You can implement blurring in a 2D texture in many different ways:
- Change the mipmap LOD bias: texture2D(tex,coords,bias);.
This will
make the mipmapping hardware include additional blurring by
artificially shifting mipmap levels, essentially sampling a
2^bias pixel region. Clearly, this only works if
you've built mipmaps for your texture, but THREE.js does this
automatically.
- Draw a few copies of the image slightly shifted from one
another,
carefully adjusting the alpha each time so the copies end up
equally
weighted onscreen--surprisingly, the alpha values you need are
1.0,
then 1.0/2, then 1.0/3, then 1.0/4, etc.
- Read a few nearby pixels ("filter taps") in a GLSL pixel
shader,
and average them together in a single shader pass. This is
a
little faster than the multipass rendering method, and it's
easier to write and
expand to do other processing, so it's what I usually do.
(Of
course, that doesn't mean it's the best!)
- Read a whole bunch of nearby pixels, and weight them by a
Gaussian curve to get Gaussian
blur.
This is the default blur performed by most image editing
programs,
although it's not totally clear why folks choose this.
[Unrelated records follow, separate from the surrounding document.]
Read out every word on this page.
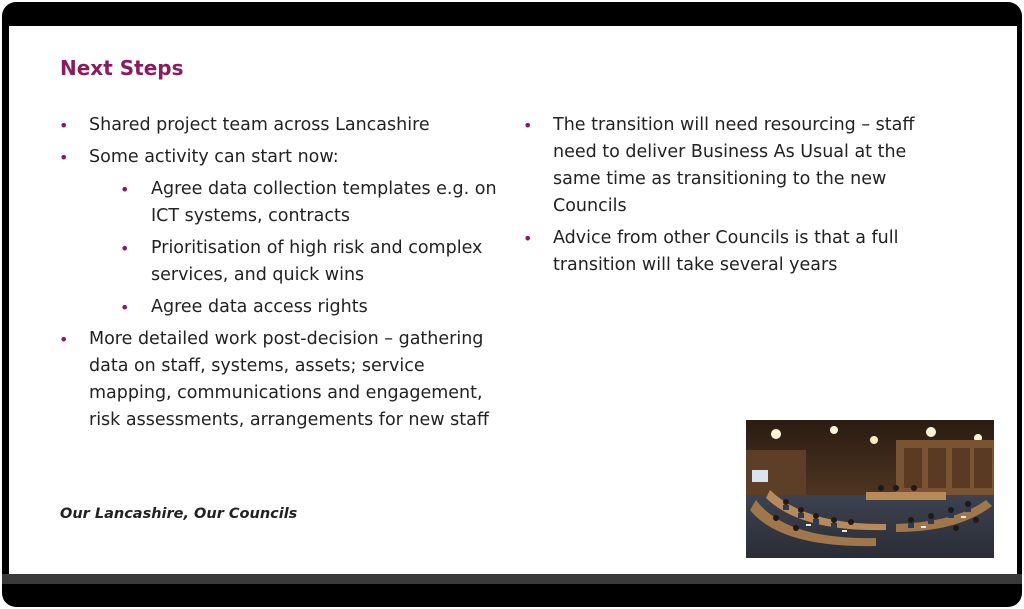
Next Steps
• Shared project team across Lancashire
• Some activity can start now:
• Agree data collection templates e.g. on ICT systems, contracts
• Prioritisation of high risk and complex services, and quick wins
• Agree data access rights
• More detailed work post-decision – gathering data on staff, systems, assets; service mapping, communications and engagement, risk assessments, arrangements for new staff
• The transition will need resourcing – staff need to deliver Business As Usual at the same time as transitioning to the new Councils
• Advice from other Councils is that a full transition will take several years
Our Lancashire, Our Councils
One curious result of the central
limit theorem:
(almost) any blurring technique results in a Gaussian blur when
applied
repeatedly (same image blurred over and over again). This is
good, because it means we can just repeatedly
apply a cheap lumpy blur (with few taps) to get results similar to a
high-quality blur (with exponentially more taps).
Given both original and blurred images, you can subtract the two to
find just the image details (the high frequencies alone). This
is
useful for several interesting tasks, including HDR Tone Mapping.
You can even mix high and low frequencies from different images for a
hideous effect.
Physics of Reaction
A variety of processes can result in a nonlinear interaction after
the diffusion step:
- For ice solidification, the interesting physics is in the
interaction of the diffusing heat and freezing ice fields.
Both have thresholds that drive the growth of solid dendrites.
- Predator-prey interactions can, depending on the parameters,
reach either a steady state, oscillate, or diverge wildly.
The number of animals, even time averaged, cannot ever go
negative. This limits the population swings, but can lead
to localized extinction until new animals diffuse in from
outside. For example, ciccada emergence is almost always
delayed by a prime number of years, such as 13 or 17, to avoid
amplifying predator oscillations of any shorter period.
- Interactions between plant species, such as the ongoing local
battle between spruce and the aspen/birch/cottonwood alliance,
occur mostly at the level of soil chemistry (spruce acidifies
the soil; deciduous trees smother their competitors with leaves)
and wildfires (the secret weapon of the spruce).
- Reactions between chemical signals inside living tissue result
in the formation of differentiated tissue like bones and
muscles, the layered neurons in your cerebral cortex, the spots
on a tiger, or the stripes on a zebra.
Generally speaking, you can get interesting behavior whenever you
combining
blurring (which brings neighborhoods together) with almost *any*
nonlinear reaction (which drives neighbors farther apart).